AC:y=x-1  CB:y=-x-5 AB:x=0

Step-by-step explanation:

Consider the triangle. The base AB is on the line x=0, the vertex C is (-2,-3)

The side AC is equal to BC. The angle ACB is 90 degrees. If the base is on the line x=o, it is on the axis Y.Explore the distance from the point C to the AB

c(-2,-3), the distance to the axis Y is equal to the modul of the coordinate x (-2), it is 2. The coordinates of point projected by the point C to the axis Y is N(0,-3). The modul of the height is 2, the height of the isosceles triangle to the base is the bisectrix, so the angle BCA is 90/2=45degrees, CBA is 180-90-45=45 degrees too

the heigt CN is equal to side NB, NB=2

Suppose B is (0,y) (x=0 because the base is on this line)

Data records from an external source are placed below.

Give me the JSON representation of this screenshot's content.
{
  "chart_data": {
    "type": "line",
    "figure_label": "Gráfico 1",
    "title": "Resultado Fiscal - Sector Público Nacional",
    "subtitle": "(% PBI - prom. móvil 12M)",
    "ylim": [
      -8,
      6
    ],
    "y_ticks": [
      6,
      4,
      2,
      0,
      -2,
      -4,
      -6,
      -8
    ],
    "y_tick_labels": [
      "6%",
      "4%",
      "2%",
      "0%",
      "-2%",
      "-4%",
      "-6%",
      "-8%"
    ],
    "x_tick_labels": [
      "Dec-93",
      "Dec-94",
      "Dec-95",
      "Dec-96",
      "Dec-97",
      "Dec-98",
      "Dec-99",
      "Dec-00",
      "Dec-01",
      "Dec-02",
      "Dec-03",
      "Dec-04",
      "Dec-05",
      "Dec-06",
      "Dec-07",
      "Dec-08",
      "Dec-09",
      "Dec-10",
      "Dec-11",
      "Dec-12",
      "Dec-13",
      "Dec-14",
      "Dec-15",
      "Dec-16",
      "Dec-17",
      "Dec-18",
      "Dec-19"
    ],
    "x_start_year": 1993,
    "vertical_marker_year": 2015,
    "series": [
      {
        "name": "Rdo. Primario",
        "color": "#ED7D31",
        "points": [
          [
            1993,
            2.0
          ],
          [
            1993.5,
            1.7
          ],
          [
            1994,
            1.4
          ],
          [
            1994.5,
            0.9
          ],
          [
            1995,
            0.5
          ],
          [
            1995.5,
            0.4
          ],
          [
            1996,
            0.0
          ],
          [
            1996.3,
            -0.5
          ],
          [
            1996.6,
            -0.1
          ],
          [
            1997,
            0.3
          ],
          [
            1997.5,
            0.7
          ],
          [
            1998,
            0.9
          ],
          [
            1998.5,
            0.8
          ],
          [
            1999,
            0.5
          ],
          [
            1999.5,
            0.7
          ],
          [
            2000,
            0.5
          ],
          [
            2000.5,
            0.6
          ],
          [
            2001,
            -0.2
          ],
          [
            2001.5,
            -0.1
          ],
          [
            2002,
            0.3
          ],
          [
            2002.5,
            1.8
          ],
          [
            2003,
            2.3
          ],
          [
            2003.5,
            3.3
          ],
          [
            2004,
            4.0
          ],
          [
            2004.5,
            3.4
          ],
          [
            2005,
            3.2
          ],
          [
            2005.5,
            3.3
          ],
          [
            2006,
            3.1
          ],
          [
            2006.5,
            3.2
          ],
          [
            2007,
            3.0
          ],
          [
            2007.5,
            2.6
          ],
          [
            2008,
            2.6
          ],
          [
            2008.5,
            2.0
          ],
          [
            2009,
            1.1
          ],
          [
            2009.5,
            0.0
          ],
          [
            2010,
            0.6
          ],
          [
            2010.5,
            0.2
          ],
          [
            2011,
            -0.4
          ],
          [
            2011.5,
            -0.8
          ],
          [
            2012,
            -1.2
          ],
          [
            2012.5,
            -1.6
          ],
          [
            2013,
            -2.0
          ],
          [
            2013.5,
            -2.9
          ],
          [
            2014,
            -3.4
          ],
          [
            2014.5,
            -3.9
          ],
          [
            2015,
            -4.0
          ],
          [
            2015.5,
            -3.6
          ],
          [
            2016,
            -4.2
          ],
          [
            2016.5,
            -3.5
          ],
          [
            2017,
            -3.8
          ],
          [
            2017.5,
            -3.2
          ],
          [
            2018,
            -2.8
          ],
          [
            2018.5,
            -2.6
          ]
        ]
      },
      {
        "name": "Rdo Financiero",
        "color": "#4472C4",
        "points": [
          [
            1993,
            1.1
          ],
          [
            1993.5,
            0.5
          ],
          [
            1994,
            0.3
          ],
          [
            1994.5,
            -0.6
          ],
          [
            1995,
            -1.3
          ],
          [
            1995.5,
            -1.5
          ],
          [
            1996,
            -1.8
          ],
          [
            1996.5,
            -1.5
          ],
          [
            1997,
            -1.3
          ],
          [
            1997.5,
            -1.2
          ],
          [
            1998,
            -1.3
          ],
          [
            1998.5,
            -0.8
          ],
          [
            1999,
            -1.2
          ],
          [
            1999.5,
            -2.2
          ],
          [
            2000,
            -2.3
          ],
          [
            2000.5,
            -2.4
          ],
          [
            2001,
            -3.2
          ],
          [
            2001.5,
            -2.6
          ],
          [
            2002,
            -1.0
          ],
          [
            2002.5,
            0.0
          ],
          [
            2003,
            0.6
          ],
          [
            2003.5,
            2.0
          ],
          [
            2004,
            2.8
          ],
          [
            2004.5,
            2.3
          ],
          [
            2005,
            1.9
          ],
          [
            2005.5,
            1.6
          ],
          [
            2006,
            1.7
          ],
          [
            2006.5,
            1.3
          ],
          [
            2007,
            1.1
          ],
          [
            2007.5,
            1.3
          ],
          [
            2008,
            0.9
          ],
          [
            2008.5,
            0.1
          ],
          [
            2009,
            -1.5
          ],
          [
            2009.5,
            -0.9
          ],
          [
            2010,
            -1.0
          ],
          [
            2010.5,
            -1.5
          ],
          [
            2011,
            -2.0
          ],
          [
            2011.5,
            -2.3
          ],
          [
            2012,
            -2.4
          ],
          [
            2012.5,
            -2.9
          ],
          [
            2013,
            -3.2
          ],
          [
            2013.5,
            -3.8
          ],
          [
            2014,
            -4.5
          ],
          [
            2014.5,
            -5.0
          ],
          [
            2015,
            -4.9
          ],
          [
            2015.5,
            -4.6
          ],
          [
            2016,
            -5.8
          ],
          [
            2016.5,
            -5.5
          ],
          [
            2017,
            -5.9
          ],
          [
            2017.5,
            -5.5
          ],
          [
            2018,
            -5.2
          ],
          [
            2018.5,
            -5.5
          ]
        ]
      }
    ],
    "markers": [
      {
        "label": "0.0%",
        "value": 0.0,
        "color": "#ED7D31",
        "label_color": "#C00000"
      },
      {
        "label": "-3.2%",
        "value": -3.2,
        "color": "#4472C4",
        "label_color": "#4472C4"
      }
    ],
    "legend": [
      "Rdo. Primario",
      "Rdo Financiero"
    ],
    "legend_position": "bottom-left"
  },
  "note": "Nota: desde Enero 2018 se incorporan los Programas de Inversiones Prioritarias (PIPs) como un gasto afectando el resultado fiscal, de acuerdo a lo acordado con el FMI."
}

THe modul of the vector NB is equal to sqrt ((0-0)^2+(y+3)^2)= 2

modul (y+3)= 2

y=-1 or y=-5

(0,-1), (0,-5) - two points, one of them (suppose B) is (0,-5) when A is (0,-1) (A is remote from the point N on the same distance with B, because AB is the median too)

Find CB and AC

Use the equation for AC

(x-0)/(-2-0)= (y+1)/(-3+1)

x/-2= (y+1)/-2

x=y+1

y=x-1

For CB

(x-0)/ (-2-0)= (y+5)/ (-3-(-5))

x/-2= (y+5)/2

-x=y+5

y=-x-5